En novembre dernier, à Prince Albert, en Saskatchewan, le Conseil des églises a organisé un atelier dont l'objet était de promouvoir des collectivités saines et sûres. Nous avons été témoins de l'échange extraordinaire qui suit.
Un citoyen n'a pas eu peur d'exprimer sa désapprobation à l'égard de l'actuelle Loi sur les jeunes contrevenants, plus spécialement en ce qui concerne la partie de la Loi qui protège les « jeunes contrevenants » contre la publication de leur nom. Voici l'essentiel de ce qu'il a dit : « Je ne peux pas comprendre pourquoi quelqu'un fait des choses comme celles qu'il fait et que son nom ne soit pas rendu public. Je suis fier de mon nom. Il représente ce que je suis. Ils devraient être fiers de leur nom eux aussi. »
Or il se trouve qu'un jeune homme qui assistait à l'atelier avait été un « jeune contrevenant » et qu'il avait passé un certain temps enfermé dans un établissement. Celui-ci demanda la parole. Promenant son regard sur le cercle pour le fixer sur l'homme qui avait exprimé son exaspération à propos de la Loi, il dit : « Je suis fier de mon nom, moi aussi. C'est celui que portait mon grand-père.

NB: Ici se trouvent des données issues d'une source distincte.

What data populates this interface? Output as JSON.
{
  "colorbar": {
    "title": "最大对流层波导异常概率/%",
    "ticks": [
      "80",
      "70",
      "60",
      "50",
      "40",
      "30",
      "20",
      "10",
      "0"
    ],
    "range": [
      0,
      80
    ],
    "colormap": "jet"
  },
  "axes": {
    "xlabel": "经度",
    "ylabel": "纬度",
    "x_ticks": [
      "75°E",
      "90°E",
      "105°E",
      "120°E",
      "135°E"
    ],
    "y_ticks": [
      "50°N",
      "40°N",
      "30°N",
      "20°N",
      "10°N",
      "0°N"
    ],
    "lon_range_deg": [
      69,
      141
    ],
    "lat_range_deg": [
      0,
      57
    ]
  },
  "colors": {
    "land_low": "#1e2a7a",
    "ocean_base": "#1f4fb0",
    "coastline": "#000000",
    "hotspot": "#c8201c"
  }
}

Par contre, je ne suis pas fier de tout ce que j'ai fait. En fait, tout le monde dans ma petite ville, à mon école et dans ma rue, savait qui j'étais et ce que j'avais fait. Mais lorsque j'ai déménagé dans une autre localité, si tout le monde avait connu mon nom, je n'aurais jamais pu trouver cet emploi dans un dépanneur qui m'a aidé à reprendre ma vie en main. Je ne serais pas retourné à l'école pour recevoir l'instruction qui a aussi fait une différence. Mes parents, qui avaient déjà été suffisamment éprouvés, auraient pu être la cible de paroles et d'actes malveillants. Je vous demande donc, Monsieur, pourquoi voulez-vous savoir mon nom ? Est-ce pour me montrer votre sollicitude ou votre compassion ou pour m'offrir votre aide, ou bien est-ce pour me faire déménager, m'empêcher d'avoir un emploi ou de prendre un nouveau départ dans la vie ? Pourquoi voulez-vous savoir mon nom ? »
Nous vous faisons part de ce récit, à vous, législateurs, et en fait à tous les Canadiens, pour vous poser la même question, non seulement à propos de la publication des noms, que vous êtes en train d'examiner, mais aussi pour aider à déterminer quelles seront notre attitude et notre approche fondamentales à l'égard de la justice applicable aux jeunes et à l'égard des jeunes que nous trouvons responsables de crimes juvéniles. Sommes-nous ici pour les aider ou pour leur nuire ? Sont-ils, oui ou non, membres de notre collectivité tant après avoir commis un acte criminel qu'avant ? Le prophète Isaïe, dans la tradition judéo-chrétienne, cite les propos de Dieu qui nous parle à tous : « J'ai prononcé ton nom. Tu es mien » (Is 49 :1). Nous croyons qu'il s'agit là de notre dignité ultime, du fondement de notre mode de relation à autrui et d'une invitation au respect mutuel. Dieu n'a pas dit : « Je t'ai appelé par ton nom. Tu es un jeune contrevenant ».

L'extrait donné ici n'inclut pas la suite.